10 Easy Online Store Optimization Tactics

Are you not happy with your conversion rate (= the percentage of users who actually buy on your web site)? If you want a higher conversion rate you need to get into CRO – Conversion Rate Optimization.

In order to do systematic CRO you should use A/B-testing and gain insights to build up your own best practice. A/B-testing means trying out two or more different versions of each element on your page to find out which version will work best. Ideally you should A/B-test to determine for instance whether a red or a green buy button will work better, whether 3 or 5 colour variants will work better and so on.

Real A/B-testing yields extremely valuable results, but it takes a lot of time and efforts. What’s more, it requires a significant amount of traffic for your results to be valid. So here’s a little cheat’s guide to ecommerce CRO based on some fairly normal findings of what usually works best:

1. Does the headline on the landing page match the value proposition on the ad? – It should. If you have an ad showcasing a single product, the landing page should be that individual product page and the headline should be the exact same product name used in the ad. If the ad showcases a category of products, the landing page should show a category page with a good selection of items. The headline of the category page should be the exact same category name used in the ad. Any discrepancy here tends to cause bounce rates to skyrocket.

2. Do you have several different product pictures? – You should. It’s usually best to have a mix of products-in-use pictures and white background product shots. If it’s a lifestyle product, product-in-use pictures should clearly reflect this. Here’s a good example, from Asos.com. Notice the range and selection of pictures, including a sharp high resolution close-up image, 360 rotation product shot and customer images (they also include videos on some items):

Good product images

3. Do you clearly state product name, price and colour/size/variant selections above the buy-button? – You should. State the currency and price as clearly as possible. If you can include free shipping info right next to the price, like Asos does, it’s a plus. Also remember to have a link to a sizing guide somewhere near the buy button if there can be any ambiguity at all about your sizes.

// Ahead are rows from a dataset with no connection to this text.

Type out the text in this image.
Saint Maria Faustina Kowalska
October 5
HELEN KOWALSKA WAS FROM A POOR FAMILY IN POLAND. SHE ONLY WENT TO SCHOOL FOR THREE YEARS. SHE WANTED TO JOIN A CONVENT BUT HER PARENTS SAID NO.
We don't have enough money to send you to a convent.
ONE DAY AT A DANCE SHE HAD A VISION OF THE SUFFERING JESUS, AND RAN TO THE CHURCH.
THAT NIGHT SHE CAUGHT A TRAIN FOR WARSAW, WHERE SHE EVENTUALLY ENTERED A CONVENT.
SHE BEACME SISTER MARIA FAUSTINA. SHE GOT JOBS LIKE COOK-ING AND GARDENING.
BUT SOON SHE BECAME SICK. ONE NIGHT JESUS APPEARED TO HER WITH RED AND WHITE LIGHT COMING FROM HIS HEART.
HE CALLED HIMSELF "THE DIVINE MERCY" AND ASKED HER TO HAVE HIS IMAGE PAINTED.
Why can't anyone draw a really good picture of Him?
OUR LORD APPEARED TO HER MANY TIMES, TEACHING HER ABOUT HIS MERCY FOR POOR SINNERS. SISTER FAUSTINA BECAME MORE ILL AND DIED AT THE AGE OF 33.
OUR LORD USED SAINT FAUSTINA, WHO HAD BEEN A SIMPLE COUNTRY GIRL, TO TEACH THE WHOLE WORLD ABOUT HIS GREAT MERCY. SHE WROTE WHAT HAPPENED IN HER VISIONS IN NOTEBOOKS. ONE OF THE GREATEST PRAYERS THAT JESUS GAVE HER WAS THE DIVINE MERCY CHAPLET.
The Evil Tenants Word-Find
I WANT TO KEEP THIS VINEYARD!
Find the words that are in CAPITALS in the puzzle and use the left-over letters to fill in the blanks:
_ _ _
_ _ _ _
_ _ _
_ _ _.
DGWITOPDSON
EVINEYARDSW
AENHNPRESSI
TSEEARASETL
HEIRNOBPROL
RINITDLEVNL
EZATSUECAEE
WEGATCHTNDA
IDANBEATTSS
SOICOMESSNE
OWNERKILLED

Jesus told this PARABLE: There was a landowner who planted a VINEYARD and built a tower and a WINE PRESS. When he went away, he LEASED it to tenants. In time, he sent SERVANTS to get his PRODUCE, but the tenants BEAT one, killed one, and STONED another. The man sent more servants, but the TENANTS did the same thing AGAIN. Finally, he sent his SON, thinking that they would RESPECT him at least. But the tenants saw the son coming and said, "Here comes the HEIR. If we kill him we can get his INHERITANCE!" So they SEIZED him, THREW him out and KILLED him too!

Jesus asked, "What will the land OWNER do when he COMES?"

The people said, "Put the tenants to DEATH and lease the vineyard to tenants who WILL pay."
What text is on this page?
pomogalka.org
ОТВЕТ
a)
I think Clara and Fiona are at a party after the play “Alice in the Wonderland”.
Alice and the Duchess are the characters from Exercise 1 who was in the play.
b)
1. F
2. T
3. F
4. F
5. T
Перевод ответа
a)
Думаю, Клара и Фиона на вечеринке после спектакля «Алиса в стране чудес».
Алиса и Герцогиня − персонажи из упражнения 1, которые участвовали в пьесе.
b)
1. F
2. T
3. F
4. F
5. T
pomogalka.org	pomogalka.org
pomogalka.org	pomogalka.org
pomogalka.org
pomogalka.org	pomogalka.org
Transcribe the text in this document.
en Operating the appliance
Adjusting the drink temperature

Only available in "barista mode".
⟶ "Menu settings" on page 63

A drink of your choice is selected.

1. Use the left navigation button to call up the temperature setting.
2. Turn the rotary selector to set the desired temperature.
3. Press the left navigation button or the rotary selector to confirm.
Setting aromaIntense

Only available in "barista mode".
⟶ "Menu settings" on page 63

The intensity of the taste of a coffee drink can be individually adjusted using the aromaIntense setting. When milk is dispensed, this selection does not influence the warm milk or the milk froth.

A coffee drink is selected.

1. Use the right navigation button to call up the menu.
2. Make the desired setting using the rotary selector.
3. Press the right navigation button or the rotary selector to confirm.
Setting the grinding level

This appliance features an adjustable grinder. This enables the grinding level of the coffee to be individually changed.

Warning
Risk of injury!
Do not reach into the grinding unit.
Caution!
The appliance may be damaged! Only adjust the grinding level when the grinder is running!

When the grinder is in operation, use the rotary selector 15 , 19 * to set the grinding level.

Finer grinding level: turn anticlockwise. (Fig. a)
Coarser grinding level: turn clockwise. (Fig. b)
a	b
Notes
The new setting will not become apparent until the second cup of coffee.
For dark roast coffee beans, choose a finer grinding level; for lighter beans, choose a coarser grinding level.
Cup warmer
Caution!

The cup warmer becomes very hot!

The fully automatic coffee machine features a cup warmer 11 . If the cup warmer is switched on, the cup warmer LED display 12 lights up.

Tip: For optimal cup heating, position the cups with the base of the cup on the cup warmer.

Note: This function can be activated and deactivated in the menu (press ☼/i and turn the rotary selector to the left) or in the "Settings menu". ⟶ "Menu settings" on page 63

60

4. Does your buy-button color stand out? – It should. In fact, the best answer to the age-old question “what color should my buy button be” is in fact not “red” or “blue” or “green”. It is “a completely different colour that stands out from the rest of the elements on the page”. So the green Asos buy-button in the above example is in fact very good, as is the red button on the Sephora shop:

5. Does your buy-button say the right thing? – It should. “Buy now” can work, as well as “Add to cart” or even something a little more specialized like the “Add to bag” that Asos uses, or “add to basket” which works well in a fashion shop but wouldn’t for say IT-gadgets. Legends to avoid on call-to-action buttons include “order”, “send” and “submit”.

6. Do you offer free shipping? – You should. There’s no doubt that free shipping increases conversion rates significantly. You can optimize this effect further by placing a free shipping statement clearly placed near the “add to cart”-button, because it means the potential customer will see this message at exactly the right moment for it to influence his decision. You can see an example of this tactic in the Asos screenshot above.

7. Do you include all relevant product facts on the product page? – You should. You don’t really know what will sway the individual customer, so it’s good to offer every possible fact that may influence somebody’s decision to buy. This is especially true for complex products like electronics. Some people may choose a laptop on it’s processor, some on it’s weight and others on the number of USB ports. Don’t be stingy with facts! Just make sure they are all placed below the buy button. They should be available to people looking for something specific, but should not stand in the way of a quick buy. Look at how Amazon offers two whole layers of facts:

In layer 1 you get a few fact headlines, presented as a bulleted list. You can also click “See more product details” and get even more facts:

8. Do you offer customer reviews? – You should. Being able to see star ratings for the product is instant social proof. It also gives the customer a very good idea of how popular and how good the product is.

9. Do you offer alternative products? – You should. But make sure they are placed low on the page so as not to interfere with the original buying intention. The point is that if the customer has reached the bottom of the page without adding to cart, he may be interested in a similar version of the product he just saw. Rejoiner has published a brilliant article deconstructing Amazon alternative products and upsells.

10. Do you optimize your check-out process? – You should. Having a SCAR (Shopping Cart Abandonment Rate) of over 70% is quite common, so anything you can do to reduce that figure is going to significantly impact your profits. Kissmetrics has published a list of 40 effective tacticts to optimize the checkout process.